Wednesday, 6 April 2011

Karya Romo Strater, S.J di Jogjakarta

Sejarah Pelayanan Romo F.X Strater, S.J di Jogja

“Aku agak khawatir. Karya kerasulan kita berjalan terlalu mulus. Kurang tampak salib Kristus, ” kata Romo Strater kepada para Novisiat sebelum pindah ke Giri Sonta, ketika itu masih menjadi pemimpin Novisiat di Jogja. Maka, dari kutipan ini, penulis menyadari dan merasa, apakah hidup kita yang berjalan terlalu mulus ini benar-benar telah memanggul salib Kristus?

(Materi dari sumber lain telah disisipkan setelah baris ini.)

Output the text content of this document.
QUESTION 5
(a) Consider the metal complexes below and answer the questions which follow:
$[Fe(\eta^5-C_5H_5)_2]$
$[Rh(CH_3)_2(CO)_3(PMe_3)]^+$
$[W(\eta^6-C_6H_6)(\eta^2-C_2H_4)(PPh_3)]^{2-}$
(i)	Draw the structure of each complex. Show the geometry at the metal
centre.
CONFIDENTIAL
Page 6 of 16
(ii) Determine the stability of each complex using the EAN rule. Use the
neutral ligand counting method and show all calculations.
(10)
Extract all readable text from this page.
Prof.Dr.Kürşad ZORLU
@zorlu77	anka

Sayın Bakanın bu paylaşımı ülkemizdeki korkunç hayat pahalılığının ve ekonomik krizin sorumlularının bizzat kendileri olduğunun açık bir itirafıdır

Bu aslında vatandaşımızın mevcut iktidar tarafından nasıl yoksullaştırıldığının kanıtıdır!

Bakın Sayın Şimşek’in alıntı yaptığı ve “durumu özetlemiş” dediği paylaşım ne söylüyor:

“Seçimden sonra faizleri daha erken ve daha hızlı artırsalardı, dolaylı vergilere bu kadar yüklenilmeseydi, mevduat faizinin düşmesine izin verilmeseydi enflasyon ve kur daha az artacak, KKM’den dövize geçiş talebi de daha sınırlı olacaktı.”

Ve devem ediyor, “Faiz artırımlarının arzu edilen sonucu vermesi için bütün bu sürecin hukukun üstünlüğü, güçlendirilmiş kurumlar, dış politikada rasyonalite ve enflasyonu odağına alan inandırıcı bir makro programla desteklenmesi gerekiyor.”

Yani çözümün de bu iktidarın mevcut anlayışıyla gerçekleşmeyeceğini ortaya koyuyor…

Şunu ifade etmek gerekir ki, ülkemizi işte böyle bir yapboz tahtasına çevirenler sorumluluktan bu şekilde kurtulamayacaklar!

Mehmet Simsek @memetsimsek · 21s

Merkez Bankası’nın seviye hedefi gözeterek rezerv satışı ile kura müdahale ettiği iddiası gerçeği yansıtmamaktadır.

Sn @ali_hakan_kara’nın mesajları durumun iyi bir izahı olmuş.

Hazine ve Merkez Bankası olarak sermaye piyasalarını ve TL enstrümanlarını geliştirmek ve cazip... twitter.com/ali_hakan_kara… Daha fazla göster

Pada masa penjajahan Jepang, Romo yang posturnya berperawakan kurus dan tinggi ini adalah sekian banyak dari umat Khatolik yang ikut memanggul salib Kristus. Beliau ditangkap Jepang karena tersiarnya berita bahwa orang Khatolik adalah mata-mata Belanda maka para misionaris pun ditangkapi. Akhirnya, Romo Strater dipanggil Tuhan dengan keadaan yang menyedihkan karena sebelumnya mendapat siksaan dari tentara Jepang hingga wafat pada 19 Juni 1944, di Penjara Suka Miskin, Bandung.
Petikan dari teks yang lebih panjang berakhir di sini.